Because many festival-goers are CBC listeners and viewers, Guild members will be setting up information pickets at some festival venues. We have no intention of disrupting shows or stopping people from enjoying them: In fact, we hope this year's festival is a success despite CBC management's best efforts. We'll be handing out leaflets explaining the issues in the dispute and asking people to e-mail members of the CBC board.

Today a few of us picketed during the set-up of the Blues Tent at City Hall. Two technicians based at Radio-Canada in Moncton, where there is a different union that is not locked out, showed up to set up their mobile recording truck to tape some concerts for broadcast. The technicians refused to cross our picket line until a manager from Moncton, Benoit Quenneville (with the beard), came to Fredericton to escort them through the line.

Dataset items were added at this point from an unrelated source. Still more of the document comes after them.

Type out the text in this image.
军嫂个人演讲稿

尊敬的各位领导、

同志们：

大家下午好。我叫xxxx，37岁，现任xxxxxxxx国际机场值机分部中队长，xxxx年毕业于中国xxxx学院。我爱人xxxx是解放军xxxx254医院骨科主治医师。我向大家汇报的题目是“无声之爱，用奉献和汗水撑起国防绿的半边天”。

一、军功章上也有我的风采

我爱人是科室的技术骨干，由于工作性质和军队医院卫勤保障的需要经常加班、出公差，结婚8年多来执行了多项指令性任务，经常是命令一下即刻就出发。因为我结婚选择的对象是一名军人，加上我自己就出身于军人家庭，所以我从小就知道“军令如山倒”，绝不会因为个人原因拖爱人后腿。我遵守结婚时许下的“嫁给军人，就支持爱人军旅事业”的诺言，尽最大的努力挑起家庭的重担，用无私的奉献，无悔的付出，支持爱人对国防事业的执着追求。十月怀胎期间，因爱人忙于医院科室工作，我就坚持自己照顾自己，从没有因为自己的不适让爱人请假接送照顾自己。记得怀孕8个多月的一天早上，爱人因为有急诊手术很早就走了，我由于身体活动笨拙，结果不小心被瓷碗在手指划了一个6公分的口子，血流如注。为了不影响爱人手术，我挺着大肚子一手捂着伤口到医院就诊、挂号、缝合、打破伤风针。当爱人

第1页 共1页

(This scene unfolded under the watchful eyes of two private security guards hired by the CBC. That's one of them in the yellow shirt. Since festival organizers and the mayor of Fredericton greeted us warmly during our picket, we can't understand why CBC felt the need to watch us in this way.)

Wednesday, September 14, 2005

Day 31 pictures

Lori Wheeler and Terry Seguin prepare a few sandwiches for the gang.

Day 31 pictures

A bit of a treat for the guys and gals on the line this morning; barbequed breakfast!

Tuesday, September 13, 2005

We want YOU ... to think twice about the CBC


One of our technicians has taken what appears to be a CBC recruitment video and has done a creative re-editing to reflect the reality facing people who may be thinking of careers with the Corporation. Click here to Play/Download.

Transcript of Moncton Radio commentary

Dr. Douglas Mantz from Sackville, N.B. recently aired a commentary on the CBC lockout at the Moncton Radio Canada plant. This is a link to the transcript of that commentary.

Day 30 picture

It was a quiet day on the line today. Here Barb Roberts and Deb Logue enjoy a coffee in the early morning hours. Notice the wall of mist over the Saint John River in the background.

And then there were three....

Lori Wheeler showed up on the line this morning with two more sock puppets. Here she is mesmerizing Paul Leger...actually, it takes far less to mesmerize Paul!!

On the left is Lucy Lockout, and the right is Paul Picket. Lockout Larry, shown further down, made his appearance on Day 26.

Monday, September 12, 2005

Day 29 picture

And finally, the littlest visitor today. This is the 3 week old granddaughter of George Andrews, one of our television editors and trainers. She got quite a bit of attention.

Day 29 picture

More visitors at lunchtime! Here, from the Daily Gleaner, are Forrest Orser, Lori Gallagher, Steve Llewellyn, and Shannon Hagerman. They are members of the Fredericton Typesetters Union, Local 664 (Newspaper Guild), and provided the chicken lunch. They also walked and talked over their lunchbreak.

Day 29 picture

Everyone enjoyed a treat of a chicken lunch today compliments of our colleagues at the Daily Gleaner.

Day 29 picture

This was a busy day. There were many visitors to the line and a general meeting. Here Gerry Whelan talks with Catherine Veysey and Mark Gray.